When visiting Hawick in the Scottish Borders, one will notice the textile heritage of this town. Cashmere shops and centres, also a textile museum are spread in the town. On the Johnstons of Eligin the Cashmere visitor centre in Hawick, you will find, beside the Cashmere shop a small show to illustrate the history, a very interesting old hand loom frame.
On the identification card of the hand loom frame you will read:
Based on the 1589 design of the Reverend William Lee, this hand frame is over 250 years old and was originally designed for making stockings. Lee was an out of work clergyman who invited what was known as the bearded needle whilst working for Henry IV in Rouen, France. Queen Elizabeth I of England refused to grand a patent for this machine, fearing unemployment amongst peasant farmers, and he hence died penniless in Paris in 1611. On his return to England, Lee’s brother, James continued with development and by the mid 1600s the machinery was well established. In Scotland, stocking making became a successful business with production in Hawick commencing in 1771 and then greatly accelerated by the arrival of enterprising Englishman, John Nixon in 1774. By 1812 there were estimated to be 500 frames at work in Hawick.
This machine was converted in 1850 to knitting Shetland type lacy shawls and in 2006 Johnstons of Elgin commissioned a renovation via the world renewed and last remaining UK lace knitters, G H Hurt of Chilwell, Nottinghamshire.
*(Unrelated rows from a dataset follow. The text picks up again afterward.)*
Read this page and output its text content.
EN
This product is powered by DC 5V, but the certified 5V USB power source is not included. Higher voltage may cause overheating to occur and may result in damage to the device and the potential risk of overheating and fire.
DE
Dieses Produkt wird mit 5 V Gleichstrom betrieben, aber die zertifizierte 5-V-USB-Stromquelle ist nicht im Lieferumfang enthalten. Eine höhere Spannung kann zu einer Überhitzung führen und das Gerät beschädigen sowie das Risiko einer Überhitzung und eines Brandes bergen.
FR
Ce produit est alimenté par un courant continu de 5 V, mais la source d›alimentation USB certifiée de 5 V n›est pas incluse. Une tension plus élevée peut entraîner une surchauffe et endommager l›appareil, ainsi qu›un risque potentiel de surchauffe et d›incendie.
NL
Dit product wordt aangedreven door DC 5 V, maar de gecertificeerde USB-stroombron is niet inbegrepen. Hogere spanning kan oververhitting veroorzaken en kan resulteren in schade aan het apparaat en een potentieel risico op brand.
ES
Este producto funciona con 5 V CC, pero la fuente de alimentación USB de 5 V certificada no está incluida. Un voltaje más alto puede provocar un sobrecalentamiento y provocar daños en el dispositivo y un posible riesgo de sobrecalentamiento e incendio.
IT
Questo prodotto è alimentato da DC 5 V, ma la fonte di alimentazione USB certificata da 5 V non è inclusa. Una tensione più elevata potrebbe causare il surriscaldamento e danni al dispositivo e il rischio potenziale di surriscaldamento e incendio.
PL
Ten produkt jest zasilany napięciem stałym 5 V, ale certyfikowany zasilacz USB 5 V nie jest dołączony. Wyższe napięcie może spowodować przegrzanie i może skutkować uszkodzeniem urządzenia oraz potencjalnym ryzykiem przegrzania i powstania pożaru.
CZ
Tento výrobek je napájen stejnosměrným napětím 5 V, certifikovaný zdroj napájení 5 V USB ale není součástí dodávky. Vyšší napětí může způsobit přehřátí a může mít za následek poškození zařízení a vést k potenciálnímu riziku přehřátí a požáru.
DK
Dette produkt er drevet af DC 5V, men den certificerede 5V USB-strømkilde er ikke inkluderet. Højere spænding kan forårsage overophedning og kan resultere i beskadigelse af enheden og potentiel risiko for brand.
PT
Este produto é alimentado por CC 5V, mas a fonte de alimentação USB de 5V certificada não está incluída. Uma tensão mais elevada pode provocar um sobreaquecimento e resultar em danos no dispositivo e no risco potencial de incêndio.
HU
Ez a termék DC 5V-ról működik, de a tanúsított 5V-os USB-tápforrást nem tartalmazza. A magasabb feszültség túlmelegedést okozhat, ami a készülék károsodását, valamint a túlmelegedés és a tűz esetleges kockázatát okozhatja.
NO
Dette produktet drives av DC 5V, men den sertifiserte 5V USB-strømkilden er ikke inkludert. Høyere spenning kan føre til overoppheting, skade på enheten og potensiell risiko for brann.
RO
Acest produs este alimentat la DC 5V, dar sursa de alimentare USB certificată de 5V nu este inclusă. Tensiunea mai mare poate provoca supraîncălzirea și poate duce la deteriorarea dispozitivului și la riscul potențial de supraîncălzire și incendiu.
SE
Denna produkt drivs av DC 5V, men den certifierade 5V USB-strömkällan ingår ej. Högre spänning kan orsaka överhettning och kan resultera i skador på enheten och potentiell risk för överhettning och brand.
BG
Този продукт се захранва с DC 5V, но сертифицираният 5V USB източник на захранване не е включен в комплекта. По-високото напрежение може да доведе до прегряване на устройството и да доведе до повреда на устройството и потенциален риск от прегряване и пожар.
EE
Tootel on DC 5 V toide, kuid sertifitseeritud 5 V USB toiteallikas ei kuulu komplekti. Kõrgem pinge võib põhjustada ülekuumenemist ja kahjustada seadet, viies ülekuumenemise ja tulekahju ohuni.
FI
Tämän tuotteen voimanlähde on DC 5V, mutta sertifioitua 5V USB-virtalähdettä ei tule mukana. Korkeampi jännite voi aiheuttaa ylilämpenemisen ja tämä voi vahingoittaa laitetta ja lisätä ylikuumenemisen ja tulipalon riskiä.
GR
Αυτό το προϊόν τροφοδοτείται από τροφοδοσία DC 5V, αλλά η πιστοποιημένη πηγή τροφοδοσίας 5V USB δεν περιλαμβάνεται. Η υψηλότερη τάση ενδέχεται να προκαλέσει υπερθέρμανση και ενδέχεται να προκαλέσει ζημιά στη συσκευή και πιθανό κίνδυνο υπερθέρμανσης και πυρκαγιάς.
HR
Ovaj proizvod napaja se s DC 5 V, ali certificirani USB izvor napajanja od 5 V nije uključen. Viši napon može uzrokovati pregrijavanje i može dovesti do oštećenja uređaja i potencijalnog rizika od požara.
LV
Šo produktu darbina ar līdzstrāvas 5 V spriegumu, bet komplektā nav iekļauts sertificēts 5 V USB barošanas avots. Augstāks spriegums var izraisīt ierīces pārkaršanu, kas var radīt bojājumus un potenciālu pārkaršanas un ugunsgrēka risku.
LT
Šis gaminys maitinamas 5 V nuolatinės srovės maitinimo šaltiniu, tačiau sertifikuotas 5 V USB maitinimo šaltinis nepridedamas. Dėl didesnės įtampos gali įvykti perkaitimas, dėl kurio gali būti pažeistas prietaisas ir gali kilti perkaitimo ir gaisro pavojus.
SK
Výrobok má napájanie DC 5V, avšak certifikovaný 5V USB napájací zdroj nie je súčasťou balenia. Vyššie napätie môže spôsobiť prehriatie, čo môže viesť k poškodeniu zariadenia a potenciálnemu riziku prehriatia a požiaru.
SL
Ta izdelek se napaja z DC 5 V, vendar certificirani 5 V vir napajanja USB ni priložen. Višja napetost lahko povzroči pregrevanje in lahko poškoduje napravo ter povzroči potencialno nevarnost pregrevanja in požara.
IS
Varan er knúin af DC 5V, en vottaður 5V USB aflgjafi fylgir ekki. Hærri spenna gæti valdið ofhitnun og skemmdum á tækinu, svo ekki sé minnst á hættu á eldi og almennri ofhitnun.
On a good hand frame like this a knitter could produce 60 scarves per day and this type of machine laid the foundations for all the present knitting machinery in use in Hawick today. Hand frames were gradually phased out at the end of the 19th Century in favour of power frames and these in turn are now being replaced by impressive new machines from companies such as Shima in Japan and Stoll in Germany who have developed new technology with sophisticated software to allow fast and reliable knitting of virtually any product.